Слезы навернулись на глазах, чтобы скрыть их, я торопливо пробормотал что-то невразумительное и быстро вышел. Чувство глубокой признательности к этому человеку, вернувшему мне жизнь, тактично относившемуся к моей душевной драме, переполняло меня.

22

Люди, изучавшие труды Ленина, интересовавшиеся ходом гражданской войны, знакомы с тревожной телеграммой Владимира Ильича, которую он послал Тухачевскому и Орджоникидзе. В ней говорилось: "Крайне обеспокоен состоянием наших войск на Кавказском фронте, полным разложением у Буденного". Была такая телеграмма, из истории ее не выкинешь, как слово из песни. Исследователи, литераторы пытались объяснить, чем же было вызвано беспокойство Владимира Ильича, такое его отношение к командарму Первой Конной.

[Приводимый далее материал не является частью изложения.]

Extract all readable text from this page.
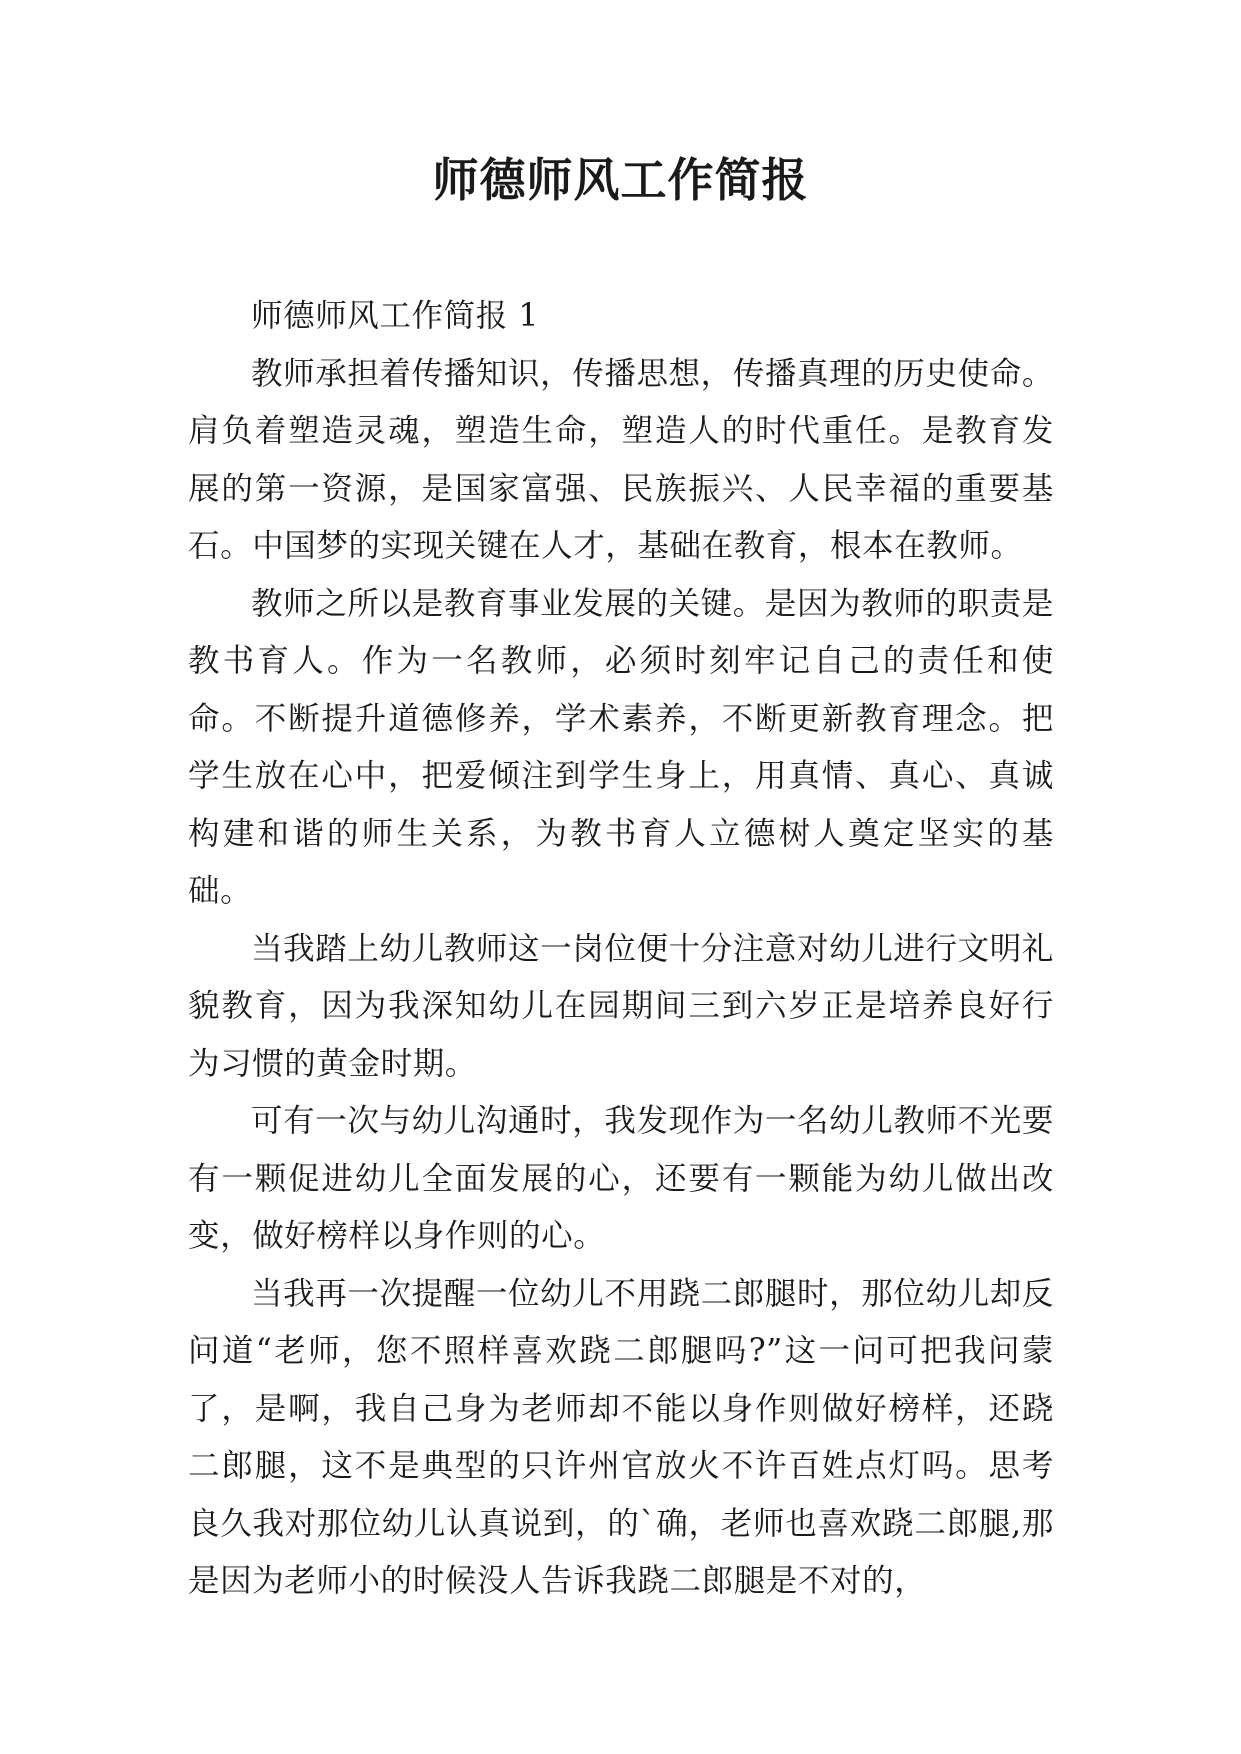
师德师风工作简报

师德师风工作简报 1

教师承担着传播知识，传播思想，传播真理的历史使命。肩负着塑造灵魂，塑造生命，塑造人的时代重任。是教育发展的第一资源，是国家富强、民族振兴、人民幸福的重要基石。中国梦的实现关键在人才，基础在教育，根本在教师。

教师之所以是教育事业发展的关键。是因为教师的职责是教书育人。作为一名教师，必须时刻牢记自己的责任和使命。不断提升道德修养，学术素养，不断更新教育理念。把学生放在心中，把爱倾注到学生身上，用真情、真心、真诚构建和谐的师生关系，为教书育人立德树人奠定坚实的基础。

当我踏上幼儿教师这一岗位便十分注意对幼儿进行文明礼貌教育，因为我深知幼儿在园期间三到六岁正是培养良好行为习惯的黄金时期。

可有一次与幼儿沟通时，我发现作为一名幼儿教师不光要有一颗促进幼儿全面发展的心，还要有一颗能为幼儿做出改变，做好榜样以身作则的心。

当我再一次提醒一位幼儿不用跷二郎腿时，那位幼儿却反问道“老师，您不照样喜欢跷二郎腿吗?”这一问可把我问蒙了，是啊，我自己身为老师却不能以身作则做好榜样，还跷二郎腿，这不是典型的只许州官放火不许百姓点灯吗。思考良久我对那位幼儿认真说到，的`确，老师也喜欢跷二郎腿,那是因为老师小的时候没人告诉我跷二郎腿是不对的，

На ведущее место выдвигалось опять же неповиновение Шорину, говорилось о разгуле кавалеристов в Ростове, о самочинных реквизициях, когда не поймешь, где военная необходимость, а где банальный грабеж. (Но что поделаешь, ведь Конную армию никто не снабжал, она жила за счет населения, за счет трофеев.) Упоминалось о том, что особоуполномоченный Реввоенсовета Конармии комендант Ростова Александр Пархоменко учинил в городе пьяный дебош, захватил автомашину, принадлежащую командарму-8 Сокольникову, рубанув при этом красноармейца-часового шашкой.

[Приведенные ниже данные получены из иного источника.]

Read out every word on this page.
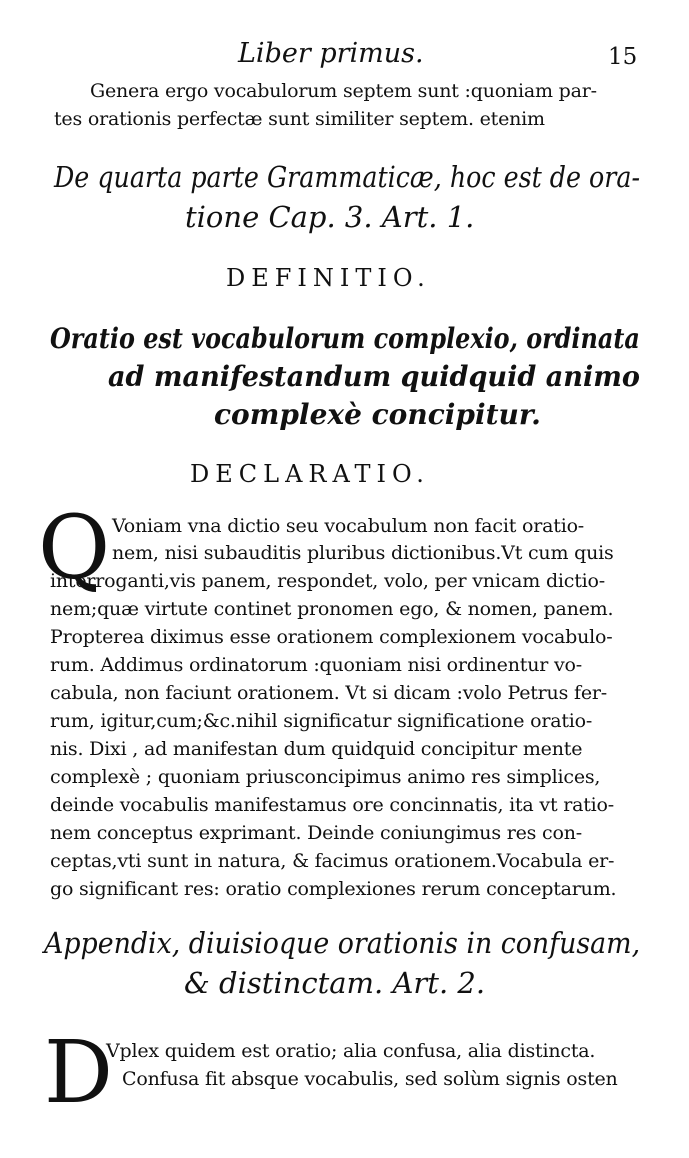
Liber primus.	15
Genera ergo vocabulorum septem sunt :quoniam par-
tes orationis perfectæ sunt similiter septem. etenim
De quarta parte Grammaticæ, hoc est de ora-
tione Cap. 3. Art. 1.
DEFINITIO.
Oratio est vocabulorum complexio, ordinata
ad manifestandum quidquid animo
complexè concipitur.
DECLARATIO.
Q Voniam vna dictio seu vocabulum non facit oratio-
nem, nisi subauditis pluribus dictionibus.Vt cum quis
interroganti,vis panem, respondet, volo, per vnicam dictio-
nem;quæ virtute continet pronomen ego, & nomen, panem.
Propterea diximus esse orationem complexionem vocabulo-
rum. Addimus ordinatorum :quoniam nisi ordinentur vo-
cabula, non faciunt orationem. Vt si dicam :volo Petrus fer-
rum, igitur,cum;&c.nihil significatur significatione oratio-
nis. Dixi , ad manifestan dum quidquid concipitur mente
complexè ; quoniam priusconcipimus animo res simplices,
deinde vocabulis manifestamus ore concinnatis, ita vt ratio-
nem conceptus exprimant. Deinde coniungimus res con-
ceptas,vti sunt in natura, & facimus orationem.Vocabula er-
go significant res: oratio complexiones rerum conceptarum.
Appendix, diuisioque orationis in confusam,
& distinctam. Art. 2.
D
Vplex quidem est oratio; alia confusa, alia distincta.
Confusa fit absque vocabulis, sed solùm signis osten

Конечно, случай сам по себе скверный, из ряда вон выходящий. Тем более что было задето самолюбие Григория Яковлевича Сокольникова. Профессиональный революционер, много лет проведший в эмиграции, он вернулся в Россию после Февральской революции. Через Германию, в запломбированном вагоне, вместе с Лениным, Арманд, Зиновьевым, Радеком и другими. Участвовал в Октябрьских событиях, был среди большевиков человеком известным. У него - вальяжная, господская осанка, красивое холеное лицо. Каков он политик, я не знал, но что 8-й армией командовал плохо, это факт. Да и как еще мог командовать целой армией человек, никогда не имевший отношения к военной службе, и вдруг вознесенный на такую высоту? Подобные скороспелые "полководцы" Деникина почти до самой Москвы допустили: трудно сказать, чего от них больше было на фронте, вреда или пользы. Ко всему прочему, Сокольников отличался капризностью и вспыльчивостью. На съезде партии в девятнадцатом году старый большевик Осинский-Оболенский (потомок Рюриковичей!) обвинил Сокольникова во лжи. А тот, не найдя веских аргументов, рассвирепел, бросился на Оболенского, ударил по лицу.

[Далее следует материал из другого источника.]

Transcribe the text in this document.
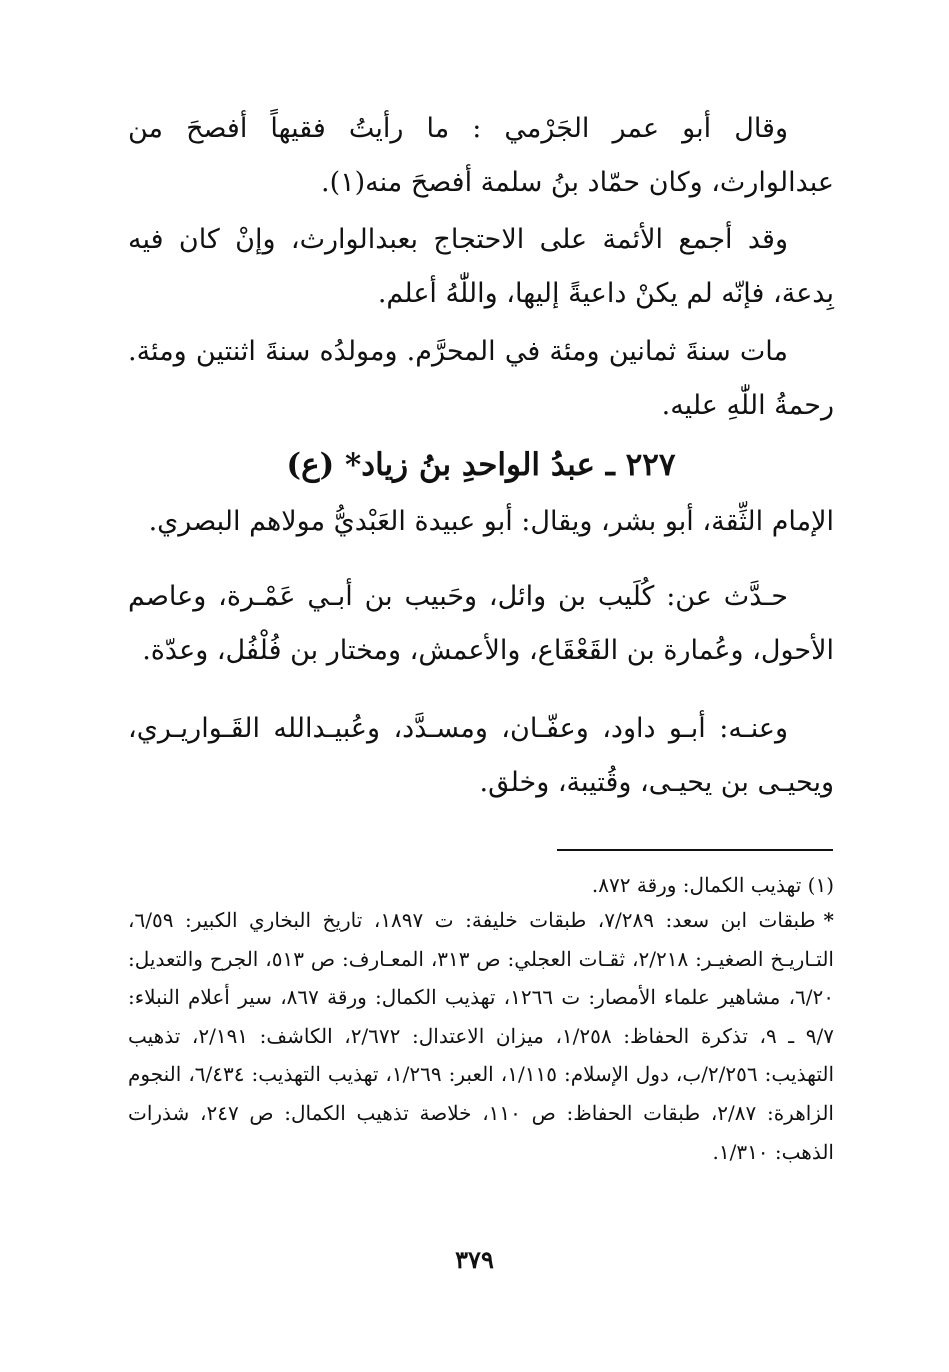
وقال أبو عمر الجَرْمي : ما رأيتُ فقيهاً أفصحَ من عبدالوارث، وكان حمّاد بنُ سلمة أفصحَ منه(١).

وقد أجمع الأئمة على الاحتجاج بعبدالوارث، وإنْ كان فيه بِدعة، فإنّه لم يكنْ داعيةً إليها، واللّٰهُ أعلم.

مات سنةَ ثمانين ومئة في المحرَّم. ومولدُه سنةَ اثنتين ومئة. رحمةُ اللّٰهِ عليه.

٢٢٧ ـ عبدُ الواحدِ بنُ زياد* (ع)

الإمام الثِّقة، أبو بشر، ويقال: أبو عبيدة العَبْديُّ مولاهم البصري.

حـدَّث عن: كُلَيب بن وائل، وحَبيب بن أبـي عَمْـرة، وعاصم الأحول، وعُمارة بن القَعْقَاع، والأعمش، ومختار بن فُلْفُل، وعدّة.

وعنـه: أبـو داود، وعفّـان، ومسـدَّد، وعُبيـدالله القَـواريـري، ويحيـى بن يحيـى، وقُتيبة، وخلق.

(١) تهذيب الكمال: ورقة ٨٧٢.

*طبقات ابن سعد: ٧/٢٨٩، طبقات خليفة: ت ١٨٩٧، تاريخ البخاري الكبير: ٦/٥٩، التـاريـخ الصغيـر: ٢/٢١٨، ثقـات العجلي: ص ٣١٣، المعـارف: ص ٥١٣، الجرح والتعديل: ٦/٢٠، مشاهير علماء الأمصار: ت ١٢٦٦، تهذيب الكمال: ورقة ٨٦٧، سير أعلام النبلاء: ٩/٧ ـ ٩، تذكرة الحفاظ: ١/٢٥٨، ميزان الاعتدال: ٢/٦٧٢، الكاشف: ٢/١٩١، تذهيب التهذيب: ٢/٢٥٦/ب، دول الإسلام: ١/١١٥، العبر: ١/٢٦٩، تهذيب التهذيب: ٦/٤٣٤، النجوم الزاهرة: ٢/٨٧، طبقات الحفاظ: ص ١١٠، خلاصة تذهيب الكمال: ص ٢٤٧، شذرات الذهب: ١/٣١٠.

٣٧٩
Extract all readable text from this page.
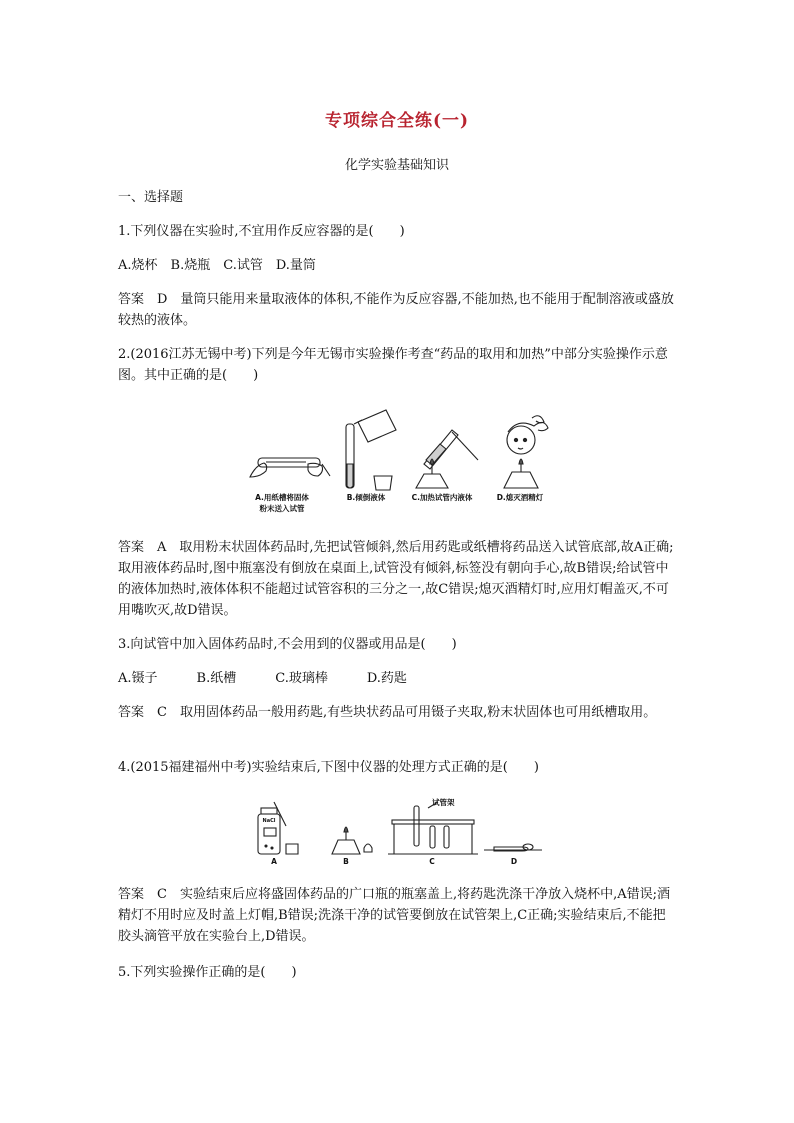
专项综合全练(一)
化学实验基础知识

一、选择题

1.下列仪器在实验时,不宜用作反应容器的是(　　)

A.烧杯　B.烧瓶　C.试管　D.量筒

答案　D　量筒只能用来量取液体的体积,不能作为反应容器,不能加热,也不能用于配制溶液或盛放较热的液体。

2.(2016江苏无锡中考)下列是今年无锡市实验操作考查“药品的取用和加热”中部分实验操作示意图。其中正确的是(　　)

A.用纸槽将固体
粉末送入试管
B.倾倒液体	C.加热试管内液体	D.熄灭酒精灯

答案　A　取用粉末状固体药品时,先把试管倾斜,然后用药匙或纸槽将药品送入试管底部,故A正确;取用液体药品时,图中瓶塞没有倒放在桌面上,试管没有倾斜,标签没有朝向手心,故B错误;给试管中的液体加热时,液体体积不能超过试管容积的三分之一,故C错误;熄灭酒精灯时,应用灯帽盖灭,不可用嘴吹灭,故D错误。

3.向试管中加入固体药品时,不会用到的仪器或用品是(　　)

A.镊子　　　B.纸槽　　　C.玻璃棒　　　D.药匙

答案　C　取用固体药品一般用药匙,有些块状药品可用镊子夹取,粉末状固体也可用纸槽取用。

4.(2015福建福州中考)实验结束后,下图中仪器的处理方式正确的是(　　)

试管架
NaCl
A	B	C	D

答案　C　实验结束后应将盛固体药品的广口瓶的瓶塞盖上,将药匙洗涤干净放入烧杯中,A错误;酒精灯不用时应及时盖上灯帽,B错误;洗涤干净的试管要倒放在试管架上,C正确;实验结束后,不能把胶头滴管平放在实验台上,D错误。

5.下列实验操作正确的是(　　)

За рукоприкладство Григорий Яковлевич Сокольников был выведен из членов ЦК партии, но командующим 8-й армией его оставили. К сожалению. Между ним и между руководством Первой Конной (армии действовали на одном направлении) постоянно возникали трения. При этом мои симпатии были на стороне Буденного и Ворошилова. Они воевали хорошо, лихо, умело, а у Сокольникова только гонор да самоуверенность. Армия Буденного росла, крепла в боях, одерживала победу за победой, а армия Сокольникова таяла и разваливалась. И уж, конечно, Сокольников не упустил возможности "отыграться" на Пархоменко, выставив перед Москвой конармейцев в самом неблагоприятном свете. Александр Пархоменко, лучший друг Ворошилова, был приговорен Военным трибуналом к расстрелу (помилован ВЦИК, а точнее - сердобольным Калининым).

Однако не только и не столько этим был встревожен Владимир Ильич: бессмысленная гибель двух наших дивизий возле станицы Мечетинской, смерть прославленного начдива Азина - вот чем было вызвано острое беспокойство Ленина. А что привело к такой трагедии? Как ни поворачивай дело, все-таки прав был Иосиф Виссарионович, видевший корень зла прежде всего во взаимоотношениях Буденного и Думенко. Мне довелось разбираться в этом вопросе. И вот что поразительно: сколько уж десятилетий минуло с гражданской войны, сколько событий свершилось, а на Дону и Кубани, на Сале и Маныче ветераны красной конницы до сих пор делят себя на буденновцев и думенковцев, до сих пор у многих стариков сжимаются кулаки, когда слышат имя Семена Михайловича. Уходят герои давних битв, но их дети, их внуки продолжают спорить о том, кто был прав, кто честнее и вернее служил революции. Почему Буденный с первой встречи и до последней секунды люто ненавидел Тухачевского, с особой охотой ратовал за смертный приговор для него? Почему имена легендарных героев гражданской войны Азина и Гая на много лет были вычеркнуты из всех списков, даже упоминать о них было опасно?

История эта сложная и запутанная. Я выделю лишь то, что необходимо для понимания дальнейших поступков основных персонажей этой книги. Начнем, как говорится, от печки.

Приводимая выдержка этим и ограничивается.